[Kai-devel] Performance of Kai
Kai is a distributed key-value datastore
Status: Beta
Brought to you by:
takemaru
From: Takeru I. <tak...@gm...> - 2008-08-09 10:13:33
|
Hi, I conducted detailed experiments to reveals the performance of Kai. I'm happy to let you know the results are pretty good. * Experimental environments The experiments were conducted in the following environments. Kai nodes: CPU Xeon 2.13 GHz x4 Memory 8GB 1000Base-T (RTT 90 us) Debian Etch OTP R12B-3 Clients: Perl Cache::Memcached Kai: branches/takemaru_connection_pooling (r66) Conditions: Data size: 1 KB # of operations: around hundreds of thousands # of nodes: shown in each experiment # of clients: shown in each experiment * As a stand alone server In this experiment, Kai ran as a stand alone server like memcached. Conditions: # of nodes: 1 # of clients: 12-14 Configurations (kai.config): n: 1 (# of replication) r: 1 w: 1 max_connections: 90 memcache_max_connections: 30 Results: set: rate: 7136 qps latency: median: 1.55 ms 99%: 2.76 ms CPU: 370 % get: rate: 10193 qps latency: median: 1.21 ms 99%: 3.71 ms CPU: 355 % I was surprised that Kai showed over 10,000 qps for get. The latency was also good. The value of 99 percentile as well as median was less than 4 ms. Kai is a kind of persistent memory storage, not a transient cache like memcached. However, it's performance is not much worse than memcached. * As a cluster system Next, I conducted larger scale experiments with the Kai cluster, which consists of five nodes. Conditions: # of nodes: 5 # of clients: 30-40 Configurations (kai.config): n: 2 (# of replication) r: 1 w: 2 max_connections: 180 memcache_max_connections: 60 I presented the experimental results in the following paragraph. The value "x (y/z)" means "total (set/get").
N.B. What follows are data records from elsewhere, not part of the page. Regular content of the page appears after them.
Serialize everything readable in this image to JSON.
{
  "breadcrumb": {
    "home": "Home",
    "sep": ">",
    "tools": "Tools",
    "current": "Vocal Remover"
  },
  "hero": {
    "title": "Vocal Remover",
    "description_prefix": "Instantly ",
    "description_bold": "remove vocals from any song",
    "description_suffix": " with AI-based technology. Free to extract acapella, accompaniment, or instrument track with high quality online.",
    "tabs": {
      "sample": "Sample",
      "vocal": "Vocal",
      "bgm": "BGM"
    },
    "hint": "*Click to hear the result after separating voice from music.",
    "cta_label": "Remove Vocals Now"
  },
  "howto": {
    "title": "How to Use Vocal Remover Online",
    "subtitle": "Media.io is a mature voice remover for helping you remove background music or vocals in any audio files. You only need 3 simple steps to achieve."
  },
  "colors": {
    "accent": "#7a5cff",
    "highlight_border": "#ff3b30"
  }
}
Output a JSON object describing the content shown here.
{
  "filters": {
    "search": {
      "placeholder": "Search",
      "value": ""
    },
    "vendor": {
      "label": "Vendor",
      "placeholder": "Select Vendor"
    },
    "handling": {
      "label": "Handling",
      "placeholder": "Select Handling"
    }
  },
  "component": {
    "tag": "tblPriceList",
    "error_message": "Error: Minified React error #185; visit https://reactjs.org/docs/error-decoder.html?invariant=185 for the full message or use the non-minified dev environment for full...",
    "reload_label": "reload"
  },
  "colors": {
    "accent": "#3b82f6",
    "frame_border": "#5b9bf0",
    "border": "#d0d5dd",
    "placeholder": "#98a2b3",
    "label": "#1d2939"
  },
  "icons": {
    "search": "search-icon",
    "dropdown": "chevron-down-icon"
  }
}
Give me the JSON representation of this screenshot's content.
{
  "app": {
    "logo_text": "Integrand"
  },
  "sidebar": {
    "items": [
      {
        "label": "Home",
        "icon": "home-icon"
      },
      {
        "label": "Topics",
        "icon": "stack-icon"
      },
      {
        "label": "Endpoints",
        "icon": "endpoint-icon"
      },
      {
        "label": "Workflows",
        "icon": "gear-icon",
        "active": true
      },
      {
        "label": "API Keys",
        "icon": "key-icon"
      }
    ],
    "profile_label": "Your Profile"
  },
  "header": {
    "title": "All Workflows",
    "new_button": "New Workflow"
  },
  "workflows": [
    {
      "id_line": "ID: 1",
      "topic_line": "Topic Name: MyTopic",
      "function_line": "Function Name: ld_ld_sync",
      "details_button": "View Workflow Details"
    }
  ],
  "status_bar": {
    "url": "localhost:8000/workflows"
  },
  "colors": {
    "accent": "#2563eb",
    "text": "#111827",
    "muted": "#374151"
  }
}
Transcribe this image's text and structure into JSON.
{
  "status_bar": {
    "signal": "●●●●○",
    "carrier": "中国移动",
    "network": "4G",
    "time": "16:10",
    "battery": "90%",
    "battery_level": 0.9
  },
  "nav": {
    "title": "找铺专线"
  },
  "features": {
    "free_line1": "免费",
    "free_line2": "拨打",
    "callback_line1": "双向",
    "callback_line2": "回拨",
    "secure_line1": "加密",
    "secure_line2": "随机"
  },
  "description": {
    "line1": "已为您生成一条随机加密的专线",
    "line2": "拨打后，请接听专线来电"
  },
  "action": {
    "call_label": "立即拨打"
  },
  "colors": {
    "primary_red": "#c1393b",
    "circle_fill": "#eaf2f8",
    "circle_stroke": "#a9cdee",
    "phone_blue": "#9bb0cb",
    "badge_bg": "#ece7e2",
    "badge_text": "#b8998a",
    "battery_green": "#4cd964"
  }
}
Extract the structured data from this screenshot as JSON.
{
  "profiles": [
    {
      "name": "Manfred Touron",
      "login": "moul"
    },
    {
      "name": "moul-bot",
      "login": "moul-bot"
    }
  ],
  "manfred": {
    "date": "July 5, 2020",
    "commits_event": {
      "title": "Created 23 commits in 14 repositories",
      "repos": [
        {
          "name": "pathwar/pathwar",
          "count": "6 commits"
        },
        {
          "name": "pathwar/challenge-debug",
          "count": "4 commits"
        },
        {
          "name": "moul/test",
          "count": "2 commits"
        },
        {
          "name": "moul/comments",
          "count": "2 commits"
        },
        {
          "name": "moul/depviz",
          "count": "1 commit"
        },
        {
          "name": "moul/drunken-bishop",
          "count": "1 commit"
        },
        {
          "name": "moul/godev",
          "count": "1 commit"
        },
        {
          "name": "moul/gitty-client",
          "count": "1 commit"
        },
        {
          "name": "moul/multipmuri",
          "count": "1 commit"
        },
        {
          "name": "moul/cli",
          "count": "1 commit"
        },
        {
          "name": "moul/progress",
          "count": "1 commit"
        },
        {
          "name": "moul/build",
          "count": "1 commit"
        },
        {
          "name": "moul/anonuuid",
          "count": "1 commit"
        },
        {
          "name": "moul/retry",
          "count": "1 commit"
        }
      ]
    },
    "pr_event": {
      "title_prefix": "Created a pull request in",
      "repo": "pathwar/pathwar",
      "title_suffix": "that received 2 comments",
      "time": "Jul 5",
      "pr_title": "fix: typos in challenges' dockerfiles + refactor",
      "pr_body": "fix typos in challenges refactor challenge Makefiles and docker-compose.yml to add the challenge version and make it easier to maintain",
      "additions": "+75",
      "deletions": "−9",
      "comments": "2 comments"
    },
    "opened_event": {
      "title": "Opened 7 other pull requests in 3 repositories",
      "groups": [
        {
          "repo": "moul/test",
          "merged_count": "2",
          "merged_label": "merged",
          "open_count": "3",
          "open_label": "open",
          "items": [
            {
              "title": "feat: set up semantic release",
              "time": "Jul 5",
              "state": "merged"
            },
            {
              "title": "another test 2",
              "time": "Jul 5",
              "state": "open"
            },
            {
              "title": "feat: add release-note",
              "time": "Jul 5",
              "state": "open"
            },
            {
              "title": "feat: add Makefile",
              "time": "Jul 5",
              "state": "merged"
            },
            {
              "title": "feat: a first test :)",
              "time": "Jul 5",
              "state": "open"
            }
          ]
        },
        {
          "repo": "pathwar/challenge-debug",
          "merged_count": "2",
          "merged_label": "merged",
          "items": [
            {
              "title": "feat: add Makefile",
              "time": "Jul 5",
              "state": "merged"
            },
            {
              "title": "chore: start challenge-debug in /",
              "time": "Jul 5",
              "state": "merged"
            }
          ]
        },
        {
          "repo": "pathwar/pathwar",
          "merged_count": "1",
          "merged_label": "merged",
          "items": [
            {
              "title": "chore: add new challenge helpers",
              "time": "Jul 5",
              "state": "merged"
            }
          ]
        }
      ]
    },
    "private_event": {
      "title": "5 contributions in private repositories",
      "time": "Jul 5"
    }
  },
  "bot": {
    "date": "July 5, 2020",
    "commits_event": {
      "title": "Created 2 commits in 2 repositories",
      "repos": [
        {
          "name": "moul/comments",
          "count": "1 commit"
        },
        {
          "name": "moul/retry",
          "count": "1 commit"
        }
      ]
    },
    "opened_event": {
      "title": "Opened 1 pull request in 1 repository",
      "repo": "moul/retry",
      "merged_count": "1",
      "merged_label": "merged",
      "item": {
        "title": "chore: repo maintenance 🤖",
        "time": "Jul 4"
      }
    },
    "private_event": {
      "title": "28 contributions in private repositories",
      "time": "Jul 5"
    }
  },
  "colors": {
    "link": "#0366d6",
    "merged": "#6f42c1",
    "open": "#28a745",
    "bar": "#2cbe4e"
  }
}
For example, rate of "12155 (2176/9979)" shows the total rate is 12155, that of set is 2176, and that of get is 9979. Results: rate: 12155 (2176/9979) qps latency: median: (2.06/2.01) ms 99%: (17.1/14.5) ms CPU: 175 % Kai executes quite complicated tasks; it calculates consistent hashing, routes requests to the appropriate nodes, replicates data, and manages the version. However, the performance is still good. The nodes have four cores and the limitation of CPU usage is 400 %, but the experimental results were less than 200%. Unfortunately, the current implementation has inefficient points, such as internal communication. I guess that the performance can be more than double when the issue will be resolved. -- Takeru INOUE <tak...@gm...> |